Hindi film Review
Vying for Royalty but without the blue-blood!
Film: Dedh Ishquiya
Cast: Naseeruddin Shah, Arshad Warsi, Madhuri Dixit, Huma Quereshi, Vijay Raaz
Director: Abhishek Chaubey
Rating: * * *
The andaaz is shayarana but the tehzeeb and ada is missing. Chaubey’s maiden exercise at direction, ‘Ishquiya, ’ was suggestive in it’s humor, irrepressibly sexual in it’s undertones and had some elevating music and performances to aid it’s audience friendliness. It also had newness to it’s thriller-double-cross format, set in a rustic milieu. ‘Dedh Ishqiya’ tries to go the same route. It’s not as volatile, saucy or complex as the first though. Other than a few new members like Madhuri, Huma Quereshi and Vijay Raaz alongside some bit players , added on, the rest is same old- lead by the brilliant Naseeruddin Shah and the effervescent Arshad Warsi.
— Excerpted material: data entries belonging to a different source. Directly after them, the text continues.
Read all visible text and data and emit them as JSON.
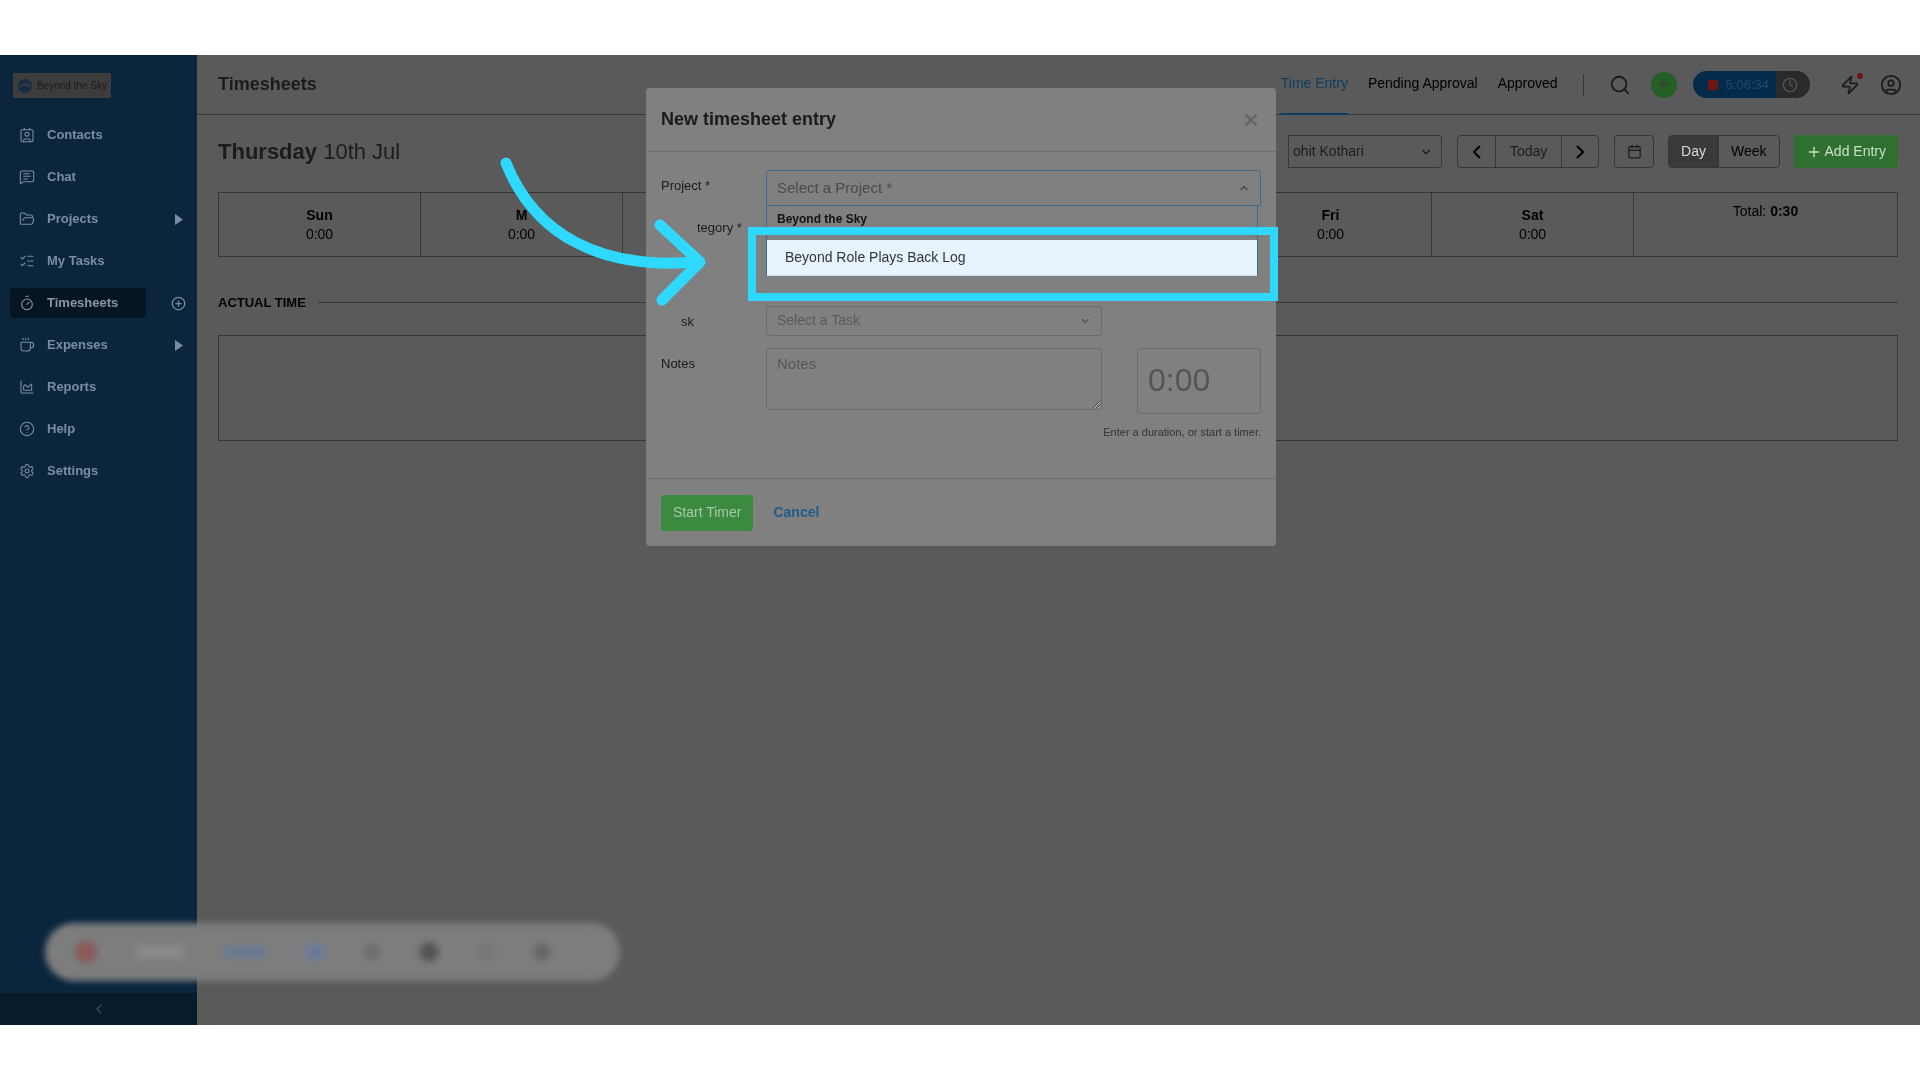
{
  "sidebar": {
    "logo": "Beyond the Sky",
    "items": [
      {
        "label": "Contacts",
        "selected": false,
        "expandable": false,
        "add_button": false
      },
      {
        "label": "Chat",
        "selected": false,
        "expandable": false,
        "add_button": false
      },
      {
        "label": "Projects",
        "selected": false,
        "expandable": true,
        "add_button": false
      },
      {
        "label": "My Tasks",
        "selected": false,
        "expandable": false,
        "add_button": false
      },
      {
        "label": "Timesheets",
        "selected": true,
        "expandable": false,
        "add_button": true
      },
      {
        "label": "Expenses",
        "selected": false,
        "expandable": true,
        "add_button": false
      },
      {
        "label": "Reports",
        "selected": false,
        "expandable": false,
        "add_button": false
      },
      {
        "label": "Help",
        "selected": false,
        "expandable": false,
        "add_button": false
      },
      {
        "label": "Settings",
        "selected": false,
        "expandable": false,
        "add_button": false
      }
    ]
  },
  "header": {
    "title": "Timesheets",
    "tabs": [
      {
        "label": "Time Entry",
        "selected": true
      },
      {
        "label": "Pending Approval",
        "selected": false
      },
      {
        "label": "Approved",
        "selected": false
      }
    ],
    "timer": "5:06:34"
  },
  "content": {
    "day": "Thursday",
    "date": "10th Jul",
    "user_select": "ohit Kothari",
    "today": "Today",
    "views": [
      {
        "label": "Day",
        "selected": true
      },
      {
        "label": "Week",
        "selected": false
      }
    ],
    "add_entry": "Add Entry",
    "days": [
      {
        "name": "Sun",
        "time": "0:00"
      },
      {
        "name": "M",
        "time": "0:00"
      },
      {
        "name": "Fri",
        "time": "0:00"
      },
      {
        "name": "Sat",
        "time": "0:00"
      }
    ],
    "total_label": "Total:",
    "total_value": "0:30",
    "section": "ACTUAL TIME"
  },
  "modal": {
    "title": "New timesheet entry",
    "project_label": "Project *",
    "project_placeholder": "Select a Project *",
    "category_label": "tegory *",
    "task_label": "sk",
    "task_placeholder": "Select a Task",
    "notes_label": "Notes",
    "notes_placeholder": "Notes",
    "duration_placeholder": "0:00",
    "hint": "Enter a duration, or start a timer.",
    "start": "Start Timer",
    "cancel": "Cancel",
    "dropdown": {
      "group": "Beyond the Sky",
      "options": [
        {
          "label": "Beyond Role Plays Back Log",
          "selected": true
        }
      ]
    }
  }
}
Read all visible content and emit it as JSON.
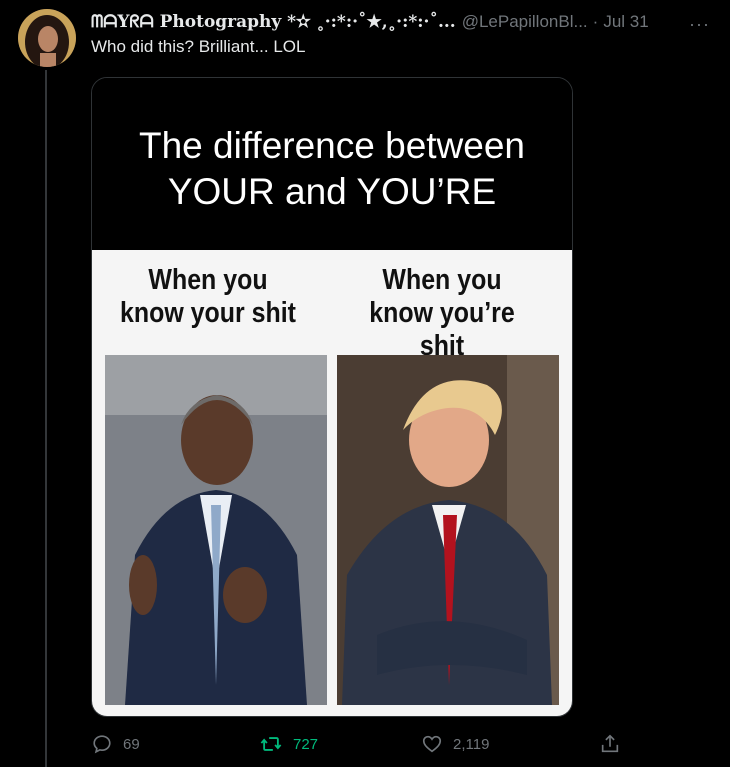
{
  "tweet": {
    "display_name": "ᗰᗩYᖇᗩ Photography *✫ ˳·:*:·˚★,˳·:*:·˚...",
    "handle": "@LePapillonBl...",
    "separator": "·",
    "time": "Jul 31",
    "more_label": "···",
    "text": "Who did this? Brilliant... LOL"
  },
  "meme": {
    "title_line1": "The difference between",
    "title_line2": "YOUR and YOU’RE",
    "left_caption_line1": "When you",
    "left_caption_line2": "know your shit",
    "right_caption_line1": "When you",
    "right_caption_line2": "know you’re shit"
  },
  "actions": {
    "reply_count": "69",
    "retweet_count": "727",
    "like_count": "2,119"
  },
  "colors": {
    "background": "#000000",
    "text": "#e7e9ea",
    "muted": "#71767b",
    "retweet_active": "#00ba7c"
  }
}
The film reads like a second round -of adventures encountered by Khalujan(Naseeruddin Shah) and Babban(Arshad Warsi), the partners-in-crime who escaped from near death in the earlier film. The story picks up a few years after the events of the first movie. Babban (Arshad Warsi) and Khalujan (Shah) continue to con their way through life in the hinterland and evade being buried alive by their former boss, Mushtaq (Salman Shahid).The milieu for this new adventure is different though. We are now transported to Mahmudabad, Uttar Pradesh- the world of nawabs and shayars, spouting cheap romantic couplets in chaste urdu while vying for the affection of a penniless widowed Begum Para(Madhuri Dixit) and her constant consort Munniya(Huma Quereshi). Wherever there is a beautiful lady involved, Khalujan is always around. No explanations for how he got there , he is now a Nawab trying to get Para to don her dancing ghunghroos while putting on his best act to serenade her into a marriage. It so happens that Para’s impotent husband had decreed that She hold a shayari competition for all the Nawabs from near and far in order to select husband No 2. Needless to say, instead of true blue nawabs , the swayamvar contenders are all criminals of one kind or other. Babban miya is not too happy with Khalujan’s vying of the fair maiden so he goes over to the enemy and is ready to pull a con. Unfortunately for him there are too many players playing their own cons.
Logic also doesn’t find a foot-hold in this adventure-thriller. Characters are conveniently given another life mainly because, they need to see the con through to the end. So the run of play is predictable and has a déjà vu feel to it. Even the treatment lacks newness. Chaubey continues in the same vein as ‘Ishquiya’ and the continuity thereof plays out like a disservice to the new milieu. The shayaris are also a little too low brow to make the experience intriguing. The humor is chuckle worthy at best.
Darab Farooqui’s story doesn’t veer much from that of ‘Ishquiya’. The shenanigans are too similar to look new. Vishal Bharadwaj’s dialogues are naughty enough and Bashir Badri’s urdu shayaris lend richness to the drama but it’s a thin layer that keeps peeling off as the tale gets flirty and twisty.
The spoken language here by-and-large is Urdu -certainly manna to the senses. The language heightens the romance up to a point but not every member of the cast can pull it off with heartfelt honesty. Madhuri Dixit and Huma Quereshi, two of the main players are wanting in that department. There is neither depth nor intensity in their deportment. So even though Naseeruddin Shah, Arshad Warsi and Vijay Raaz do a fine job (full of conviction), their attempts to woo the maidens lack believability.
The Vidya –Naseer pairing, despite the visible age difference, worked in Ishquiya, because the character Vidya assayed was both naughty, sausy and a practiced tease. She also appeared sexually irrepressible while Para assayed by Madhuri, appears cool, and a little too conservatively poised to make the entanglement work. Their casting just doesn’t give you that extra mile required. Madhuri and Huma Quereshi are also too low down on the ‘ada’ category. They look too well-fed and don’t have the kind of intensity or sauciness’ required to pull off their respective roles. In fact considering the age factor and the ‘ada’ required here, the inimitable Rekha would have been a more perfect fit for Para. Naseeruddin Shah and Arshad Warsi make a game of the double crossing con and Vijay Raaz (playing Jaan Mohammed a local goon masquerading as a nawab)lends his peculiar brand of villainy to make it just about watchable!